While mesh networking for edge settings (e.g., smart buildings, farms, battlefields, etc.) has received much attention, the layer of control over such meshes remains largely centralized and cloud-based. This paper focuses on applications with sense-trigger-actuate (STA) workloads -- these are similar to the abstraction of routines popular in smart homes, but applied to larger-scale edge IoT deployments. We present CoMesh, which tackles the challenge of building local, non-cloud, and decentralized solutions for control of sense-trigger-actuate applications. At its core CoMesh uses an abstraction called k-groups to spread in a fine-grained way, the load of STA actions. Coordination within the k-group uses selective fast and cheap mechanisms rather than expensive off-the-shelf solutions. k-group selection is proactively dynamic, and occurs by using a combination of zero-message-exchange mechanisms (to reduce load) and locality sensitive hashing (to be aware of physical layout of devices). We analyze and theoretically prove the safety of CoMesh's mechanisms.

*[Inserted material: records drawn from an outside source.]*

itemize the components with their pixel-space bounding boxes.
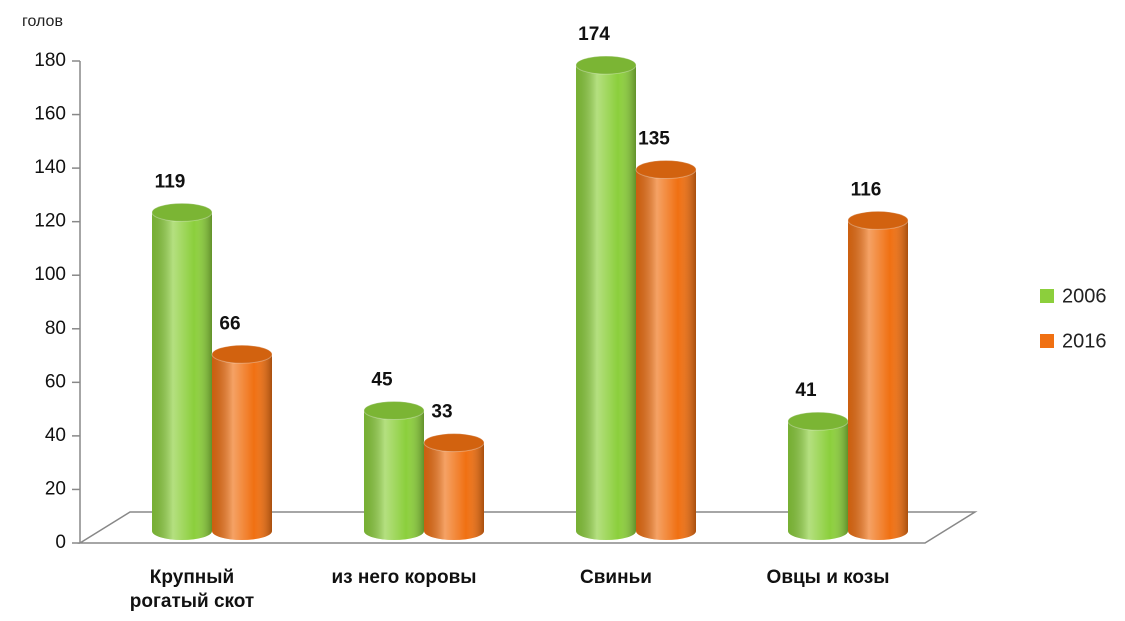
y-tick-label: 120 — [34, 211, 66, 232]
y-tick-label: 160 — [34, 104, 66, 125]
legend-label: 2016 — [1062, 330, 1107, 352]
bar-shading — [152, 212, 212, 540]
bar-shading — [424, 442, 484, 540]
bar-top-shade — [788, 412, 848, 431]
legend-label: 2006 — [1062, 285, 1107, 307]
value-label: 116 — [851, 179, 882, 200]
value-label: 41 — [795, 380, 817, 401]
bar-shading — [636, 169, 696, 540]
bar-top-shade — [424, 433, 484, 452]
bar-top-shade — [636, 160, 696, 179]
bar-shading — [848, 220, 908, 540]
y-axis-label: голов — [22, 13, 63, 30]
bar-shading — [364, 410, 424, 540]
bar-top — [211, 344, 273, 364]
value-label: 135 — [638, 129, 670, 150]
x-tick-label: из него коровы — [331, 567, 477, 588]
y-tick-label: 80 — [45, 318, 66, 339]
bar-top-shade — [848, 211, 908, 230]
bar-top-shade — [364, 401, 424, 420]
x-tick-label: Овцы и козы — [766, 567, 890, 588]
y-tick-label: 100 — [34, 264, 66, 285]
bar-top — [847, 210, 909, 230]
y-tick-label: 20 — [45, 478, 66, 499]
y-tick-label: 60 — [45, 371, 66, 392]
bar-shading — [212, 354, 272, 540]
bar-top-shade — [576, 56, 636, 75]
floor — [77, 511, 978, 544]
y-tick-label: 140 — [34, 157, 66, 178]
bar-top — [151, 202, 213, 222]
x-tick-label: Свиньи — [580, 567, 652, 588]
x-tick-label: Крупный рогатый скот — [129, 567, 255, 612]
value-label: 66 — [219, 313, 240, 334]
bar-top — [423, 433, 485, 453]
value-label: 45 — [371, 370, 393, 391]
bar-top — [575, 55, 637, 75]
bar-top — [635, 160, 697, 179]
bar-top — [363, 401, 425, 420]
legend-swatch — [1040, 334, 1054, 348]
bar-shading — [788, 421, 848, 540]
bar-top-shade — [152, 203, 212, 222]
value-label: 33 — [431, 402, 452, 423]
bar-top-shade — [212, 345, 272, 364]
y-tick-label: 0 — [55, 532, 66, 553]
bar-shading — [576, 65, 636, 541]
y-tick-label: 180 — [34, 50, 66, 71]
y-tick-label: 40 — [45, 425, 66, 446]
value-label: 174 — [578, 24, 610, 45]
legend-swatch — [1040, 289, 1054, 303]
value-label: 119 — [155, 171, 186, 192]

Our evaluations using both simulation and Raspberry Pi lab deployments show that CoMesh is load-balanced, fast, and fault-tolerant.

翻译：尽管面向边缘场景（例如智能建筑、农场、战场等）的网格网络已受到广泛关注，但此类网格的控制层仍主要依赖于集中式云端方案。本文聚焦于具有感知-触发-执行（STA）工作负载的应用——这些应用类似于智能家居中流行的例程抽象，但应用于更大规模的边缘物联网部署。我们提出CoMesh，旨在解决为感知-触发-执行应用构建本地化、非云端且去中心化控制方案的挑战。CoMesh的核心采用一种名为k-groups的抽象，以细粒度方式分散STA动作的负载。k-group内部的协调利用选择性快速且低成本的机制，而非昂贵的现成方案。k-group的选择具有主动动态性，通过结合零消息交换机制（以降低负载）与位置敏感哈希（以感知设备的物理布局）实现。我们分析并理论证明了CoMesh机制的安全性。基于仿真与树莓派实验室部署的评估表明，CoMesh具备负载均衡、快速响应及容错能力。